What NOT to Say to Pregnant Women, New Mothers, & Women Who Don’t Have Children
We’ve all been there. That moment of thinking: Did they really just say that? Or, maybe worse: Did I really just say that? Here’s a quick guide on what not to say to pregnant women, new mothers, and women who don’t have children.
“Your boobs are huge!” First of all, try to stop looking at her boobs—it’s rude. If people gain weight, we don’t just bust out, “Your belly is huge!” Don’t be an asshole.
“You’re going to pop any day!” Yep, nothing makes a pregnant woman feel better than to have a stranger point out her size. I hear mamas rant about this when they have weeks left in their pregnancy—you can’t tell how far along a pregnancy is. No matter how big she looks to you, she still may have months left before delivery.
“You are huge!” Again, just don’t be an asshole.
“Are you sure there aren’t two babies in there?” See above.
“Why?” Just don’t ask. Unless you’re looking for specific advice, it’s none of your business to ask. Why did she schedule an abdominal birth? None of your business. Why does she have more than two kids? None of your business. Why did she make that decision on how to feed, vaccinate, or educate her child? None of your business. Why doesn’t she have kids? None of your business.
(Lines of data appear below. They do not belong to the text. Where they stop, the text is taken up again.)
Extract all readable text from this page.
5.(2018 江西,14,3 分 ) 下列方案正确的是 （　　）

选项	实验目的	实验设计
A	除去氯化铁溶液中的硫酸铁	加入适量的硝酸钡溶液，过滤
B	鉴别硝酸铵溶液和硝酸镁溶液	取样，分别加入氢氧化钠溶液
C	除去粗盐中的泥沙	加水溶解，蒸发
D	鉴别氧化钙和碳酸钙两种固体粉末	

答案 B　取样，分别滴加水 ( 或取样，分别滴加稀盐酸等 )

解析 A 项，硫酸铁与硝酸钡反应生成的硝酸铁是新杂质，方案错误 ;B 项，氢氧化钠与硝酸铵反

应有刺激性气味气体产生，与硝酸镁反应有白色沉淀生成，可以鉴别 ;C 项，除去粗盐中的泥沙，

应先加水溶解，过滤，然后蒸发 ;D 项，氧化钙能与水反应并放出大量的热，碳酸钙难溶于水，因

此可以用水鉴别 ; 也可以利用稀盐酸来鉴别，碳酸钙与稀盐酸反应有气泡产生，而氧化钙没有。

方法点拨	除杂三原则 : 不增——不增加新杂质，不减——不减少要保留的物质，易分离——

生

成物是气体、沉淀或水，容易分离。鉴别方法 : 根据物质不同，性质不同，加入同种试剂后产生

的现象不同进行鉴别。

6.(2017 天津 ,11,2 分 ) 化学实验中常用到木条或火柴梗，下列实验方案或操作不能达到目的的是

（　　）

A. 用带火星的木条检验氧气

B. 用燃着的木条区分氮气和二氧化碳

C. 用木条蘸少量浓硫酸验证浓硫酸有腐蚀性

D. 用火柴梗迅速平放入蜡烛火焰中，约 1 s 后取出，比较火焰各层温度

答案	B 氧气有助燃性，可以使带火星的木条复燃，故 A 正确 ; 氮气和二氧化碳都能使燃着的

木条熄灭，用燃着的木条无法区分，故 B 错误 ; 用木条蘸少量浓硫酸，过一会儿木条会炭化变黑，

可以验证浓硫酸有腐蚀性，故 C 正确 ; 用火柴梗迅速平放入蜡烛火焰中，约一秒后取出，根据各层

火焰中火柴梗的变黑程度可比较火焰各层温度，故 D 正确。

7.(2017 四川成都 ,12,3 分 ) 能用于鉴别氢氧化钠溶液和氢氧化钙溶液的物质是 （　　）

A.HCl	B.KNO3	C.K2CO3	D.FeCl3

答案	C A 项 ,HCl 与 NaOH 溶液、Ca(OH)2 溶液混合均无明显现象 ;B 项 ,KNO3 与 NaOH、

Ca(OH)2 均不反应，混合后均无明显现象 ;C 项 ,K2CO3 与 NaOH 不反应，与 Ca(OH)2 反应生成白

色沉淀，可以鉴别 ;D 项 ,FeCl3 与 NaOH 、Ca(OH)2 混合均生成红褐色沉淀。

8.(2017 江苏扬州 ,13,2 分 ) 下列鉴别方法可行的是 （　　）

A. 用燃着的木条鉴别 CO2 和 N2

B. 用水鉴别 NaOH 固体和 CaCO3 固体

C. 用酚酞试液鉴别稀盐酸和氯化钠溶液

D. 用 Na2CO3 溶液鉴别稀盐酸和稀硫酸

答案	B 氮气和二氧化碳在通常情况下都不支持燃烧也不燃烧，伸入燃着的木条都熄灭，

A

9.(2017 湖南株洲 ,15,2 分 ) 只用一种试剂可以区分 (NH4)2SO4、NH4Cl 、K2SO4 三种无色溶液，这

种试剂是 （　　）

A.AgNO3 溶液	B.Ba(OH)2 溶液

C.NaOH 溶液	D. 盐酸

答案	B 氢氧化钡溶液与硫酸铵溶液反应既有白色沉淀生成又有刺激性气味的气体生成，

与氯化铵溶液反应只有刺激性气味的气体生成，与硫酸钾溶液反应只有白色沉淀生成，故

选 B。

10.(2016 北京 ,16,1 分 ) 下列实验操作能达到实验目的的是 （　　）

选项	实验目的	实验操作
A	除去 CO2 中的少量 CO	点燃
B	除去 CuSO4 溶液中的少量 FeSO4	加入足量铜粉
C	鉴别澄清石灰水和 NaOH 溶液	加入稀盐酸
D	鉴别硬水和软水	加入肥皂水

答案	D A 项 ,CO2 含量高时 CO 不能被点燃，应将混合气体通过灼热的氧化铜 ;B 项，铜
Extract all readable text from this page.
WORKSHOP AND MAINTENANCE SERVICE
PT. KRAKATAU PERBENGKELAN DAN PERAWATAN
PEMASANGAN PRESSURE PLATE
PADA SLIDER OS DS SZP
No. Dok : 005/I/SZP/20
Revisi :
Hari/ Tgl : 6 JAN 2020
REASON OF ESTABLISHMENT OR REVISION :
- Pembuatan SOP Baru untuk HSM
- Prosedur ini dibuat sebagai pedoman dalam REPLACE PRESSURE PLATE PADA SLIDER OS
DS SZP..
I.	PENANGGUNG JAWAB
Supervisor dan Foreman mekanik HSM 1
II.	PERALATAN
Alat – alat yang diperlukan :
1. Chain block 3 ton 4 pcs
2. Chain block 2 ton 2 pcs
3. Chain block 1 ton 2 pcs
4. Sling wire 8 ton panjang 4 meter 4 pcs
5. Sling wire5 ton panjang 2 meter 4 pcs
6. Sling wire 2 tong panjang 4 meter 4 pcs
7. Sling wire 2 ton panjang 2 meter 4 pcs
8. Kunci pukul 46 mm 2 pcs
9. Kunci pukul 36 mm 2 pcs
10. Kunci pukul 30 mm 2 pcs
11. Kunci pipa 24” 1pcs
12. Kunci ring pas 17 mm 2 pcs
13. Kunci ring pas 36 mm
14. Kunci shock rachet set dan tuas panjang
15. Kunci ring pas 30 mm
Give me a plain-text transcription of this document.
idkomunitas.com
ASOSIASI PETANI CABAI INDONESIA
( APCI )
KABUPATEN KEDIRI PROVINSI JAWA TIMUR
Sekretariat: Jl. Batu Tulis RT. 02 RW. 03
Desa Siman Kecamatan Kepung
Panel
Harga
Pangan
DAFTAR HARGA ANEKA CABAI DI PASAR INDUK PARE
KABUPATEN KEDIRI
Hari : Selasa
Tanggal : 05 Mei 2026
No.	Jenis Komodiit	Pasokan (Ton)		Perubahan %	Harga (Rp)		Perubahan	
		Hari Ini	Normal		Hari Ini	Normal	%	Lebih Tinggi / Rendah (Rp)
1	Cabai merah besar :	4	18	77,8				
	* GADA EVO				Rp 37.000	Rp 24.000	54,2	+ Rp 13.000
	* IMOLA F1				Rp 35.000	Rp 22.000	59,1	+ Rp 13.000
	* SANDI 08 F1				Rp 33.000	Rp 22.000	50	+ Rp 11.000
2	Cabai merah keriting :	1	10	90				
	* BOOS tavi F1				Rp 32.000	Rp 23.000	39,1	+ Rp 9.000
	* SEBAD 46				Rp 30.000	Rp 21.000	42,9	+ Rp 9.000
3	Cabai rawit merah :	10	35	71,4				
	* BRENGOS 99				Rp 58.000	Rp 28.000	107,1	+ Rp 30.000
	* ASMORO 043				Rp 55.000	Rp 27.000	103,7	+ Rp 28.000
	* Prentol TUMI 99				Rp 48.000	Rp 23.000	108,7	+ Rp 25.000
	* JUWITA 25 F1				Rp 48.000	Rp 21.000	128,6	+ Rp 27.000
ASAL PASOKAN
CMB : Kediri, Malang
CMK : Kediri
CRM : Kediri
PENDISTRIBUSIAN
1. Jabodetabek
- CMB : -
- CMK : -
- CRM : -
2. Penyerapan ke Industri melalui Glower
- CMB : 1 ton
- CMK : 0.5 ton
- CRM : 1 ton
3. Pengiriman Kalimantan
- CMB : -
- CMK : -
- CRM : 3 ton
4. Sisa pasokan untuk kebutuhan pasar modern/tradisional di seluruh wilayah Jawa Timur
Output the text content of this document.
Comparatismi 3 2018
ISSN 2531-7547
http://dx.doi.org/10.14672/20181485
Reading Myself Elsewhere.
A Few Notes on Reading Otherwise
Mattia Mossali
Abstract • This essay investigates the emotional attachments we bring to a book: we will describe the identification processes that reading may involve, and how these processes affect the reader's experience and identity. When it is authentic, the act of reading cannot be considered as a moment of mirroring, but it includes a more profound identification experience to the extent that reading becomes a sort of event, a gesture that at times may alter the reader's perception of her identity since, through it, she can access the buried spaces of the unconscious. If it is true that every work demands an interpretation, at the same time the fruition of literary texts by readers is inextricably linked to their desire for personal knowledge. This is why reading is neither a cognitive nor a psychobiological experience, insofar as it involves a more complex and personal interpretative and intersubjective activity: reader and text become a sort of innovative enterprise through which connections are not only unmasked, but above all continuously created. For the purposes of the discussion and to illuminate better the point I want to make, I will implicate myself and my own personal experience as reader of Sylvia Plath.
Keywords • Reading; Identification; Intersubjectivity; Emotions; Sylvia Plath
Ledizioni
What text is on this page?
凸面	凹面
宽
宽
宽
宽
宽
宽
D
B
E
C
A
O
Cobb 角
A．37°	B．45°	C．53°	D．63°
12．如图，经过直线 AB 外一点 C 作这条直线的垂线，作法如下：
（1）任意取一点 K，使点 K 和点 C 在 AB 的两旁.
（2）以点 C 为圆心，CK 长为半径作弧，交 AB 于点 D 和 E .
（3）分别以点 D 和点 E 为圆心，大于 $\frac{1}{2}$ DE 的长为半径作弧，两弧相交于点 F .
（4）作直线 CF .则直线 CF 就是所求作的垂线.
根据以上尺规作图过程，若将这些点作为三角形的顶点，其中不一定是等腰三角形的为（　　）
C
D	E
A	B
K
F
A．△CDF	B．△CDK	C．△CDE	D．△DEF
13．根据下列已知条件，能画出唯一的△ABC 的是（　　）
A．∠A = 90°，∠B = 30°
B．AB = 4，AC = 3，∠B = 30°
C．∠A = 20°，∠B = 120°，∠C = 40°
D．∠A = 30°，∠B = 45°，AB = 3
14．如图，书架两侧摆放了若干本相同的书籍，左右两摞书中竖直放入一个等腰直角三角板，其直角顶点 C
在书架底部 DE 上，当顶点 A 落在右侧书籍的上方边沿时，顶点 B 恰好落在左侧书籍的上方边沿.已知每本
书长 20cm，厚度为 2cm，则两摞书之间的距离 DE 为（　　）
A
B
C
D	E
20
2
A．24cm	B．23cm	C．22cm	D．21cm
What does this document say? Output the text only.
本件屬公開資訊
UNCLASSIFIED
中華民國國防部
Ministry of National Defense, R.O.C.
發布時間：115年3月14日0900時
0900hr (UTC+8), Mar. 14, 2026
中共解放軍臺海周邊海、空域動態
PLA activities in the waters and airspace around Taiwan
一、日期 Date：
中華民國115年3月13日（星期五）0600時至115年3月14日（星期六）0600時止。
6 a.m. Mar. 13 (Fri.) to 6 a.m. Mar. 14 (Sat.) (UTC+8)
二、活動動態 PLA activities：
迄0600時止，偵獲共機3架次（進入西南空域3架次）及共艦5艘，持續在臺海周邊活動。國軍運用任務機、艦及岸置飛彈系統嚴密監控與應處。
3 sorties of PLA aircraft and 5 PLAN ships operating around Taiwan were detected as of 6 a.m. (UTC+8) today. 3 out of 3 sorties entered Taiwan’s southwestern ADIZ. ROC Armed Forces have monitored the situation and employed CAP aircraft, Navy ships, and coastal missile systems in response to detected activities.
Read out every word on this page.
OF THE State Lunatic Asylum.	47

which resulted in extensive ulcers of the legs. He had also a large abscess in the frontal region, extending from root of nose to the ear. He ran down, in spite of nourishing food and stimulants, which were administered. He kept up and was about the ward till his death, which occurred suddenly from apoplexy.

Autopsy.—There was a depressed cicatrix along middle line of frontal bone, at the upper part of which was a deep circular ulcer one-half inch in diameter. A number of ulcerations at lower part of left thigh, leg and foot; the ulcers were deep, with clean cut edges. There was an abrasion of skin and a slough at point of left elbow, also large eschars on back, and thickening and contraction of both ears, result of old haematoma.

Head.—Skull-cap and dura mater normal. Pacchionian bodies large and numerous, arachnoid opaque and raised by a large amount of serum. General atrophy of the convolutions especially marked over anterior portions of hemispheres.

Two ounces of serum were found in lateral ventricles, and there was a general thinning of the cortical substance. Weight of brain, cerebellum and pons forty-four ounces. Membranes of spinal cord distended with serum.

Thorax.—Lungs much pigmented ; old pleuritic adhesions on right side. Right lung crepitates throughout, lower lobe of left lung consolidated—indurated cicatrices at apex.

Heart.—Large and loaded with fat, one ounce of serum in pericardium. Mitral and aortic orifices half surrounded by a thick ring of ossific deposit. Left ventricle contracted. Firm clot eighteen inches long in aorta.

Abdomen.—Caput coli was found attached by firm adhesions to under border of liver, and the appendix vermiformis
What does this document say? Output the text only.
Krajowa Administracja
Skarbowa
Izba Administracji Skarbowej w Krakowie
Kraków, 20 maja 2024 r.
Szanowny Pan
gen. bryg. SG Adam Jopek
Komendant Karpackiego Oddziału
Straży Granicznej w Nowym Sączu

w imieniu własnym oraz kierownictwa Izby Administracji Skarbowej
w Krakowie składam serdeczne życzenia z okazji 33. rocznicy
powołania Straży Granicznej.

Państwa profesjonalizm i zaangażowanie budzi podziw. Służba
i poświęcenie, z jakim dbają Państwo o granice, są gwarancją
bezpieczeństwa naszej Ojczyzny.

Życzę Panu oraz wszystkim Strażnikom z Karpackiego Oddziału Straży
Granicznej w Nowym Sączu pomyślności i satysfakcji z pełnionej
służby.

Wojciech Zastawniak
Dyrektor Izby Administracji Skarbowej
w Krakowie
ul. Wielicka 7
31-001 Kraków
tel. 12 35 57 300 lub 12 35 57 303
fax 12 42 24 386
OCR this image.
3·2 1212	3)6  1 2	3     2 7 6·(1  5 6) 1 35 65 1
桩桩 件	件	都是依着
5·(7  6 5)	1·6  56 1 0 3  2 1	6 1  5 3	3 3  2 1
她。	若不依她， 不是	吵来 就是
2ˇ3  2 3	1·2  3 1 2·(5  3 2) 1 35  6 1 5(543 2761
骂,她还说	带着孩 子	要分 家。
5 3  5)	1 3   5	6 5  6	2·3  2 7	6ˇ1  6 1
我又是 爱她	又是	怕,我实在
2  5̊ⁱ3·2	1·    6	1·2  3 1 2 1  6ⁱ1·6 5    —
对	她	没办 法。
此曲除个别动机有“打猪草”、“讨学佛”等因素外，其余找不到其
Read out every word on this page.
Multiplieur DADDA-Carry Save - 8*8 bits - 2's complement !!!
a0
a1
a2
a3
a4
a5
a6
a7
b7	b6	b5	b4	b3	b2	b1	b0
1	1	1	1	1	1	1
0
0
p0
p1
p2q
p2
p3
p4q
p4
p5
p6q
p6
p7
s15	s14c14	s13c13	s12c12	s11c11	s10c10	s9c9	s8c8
That last “why” I’ve heard a lot. It really bothers me. I’ve never once considered having a baby. There’s nothing wrong with me; nothing happened. It’s not something I decided—it’s just who I am. When a woman asks me, “Why did you decide not to have children?” I respond with “Why did you decide to have children?” Queue shock. Queue look of deep offense. (Yeah, I know, how rude.) Queue the typical response: “I never decided; I just always knew I wanted them.” Perfect response. And, guess what, mine is the same. I never decided anything; I just always knew motherhood wasn’t for me.
“Are you back to your pre-pregnancy weight?” Are you trying to get punched? No one should ever remark about another person’s weight. Why would that change during pregnancy and postpartum?
“You have to breastfeed.” You don’t have to do anything. Human milk is incredible for so many reasons, but the “Breast Is Best” campaign misses the mark. Some women can’t produce milk. Breast cancer survivors are often left without milk ducts. Some women are on medication that makes breastfeeding unsafe. Sometimes a woman’s milk never comes in. On top of all that, breastfeeding is really, really taxing on the body. So many women struggle, and with “Breast Is Best” hanging over their heads, they inevitably feel like shit.
How about instead of “Breast Is Best” we say something along the lines of: “Support Each Family’s Choice,” or even wilder: “Help Each Other”? I can get behind that, and the movement toward milk-sharing, and the end of feeding shaming forever.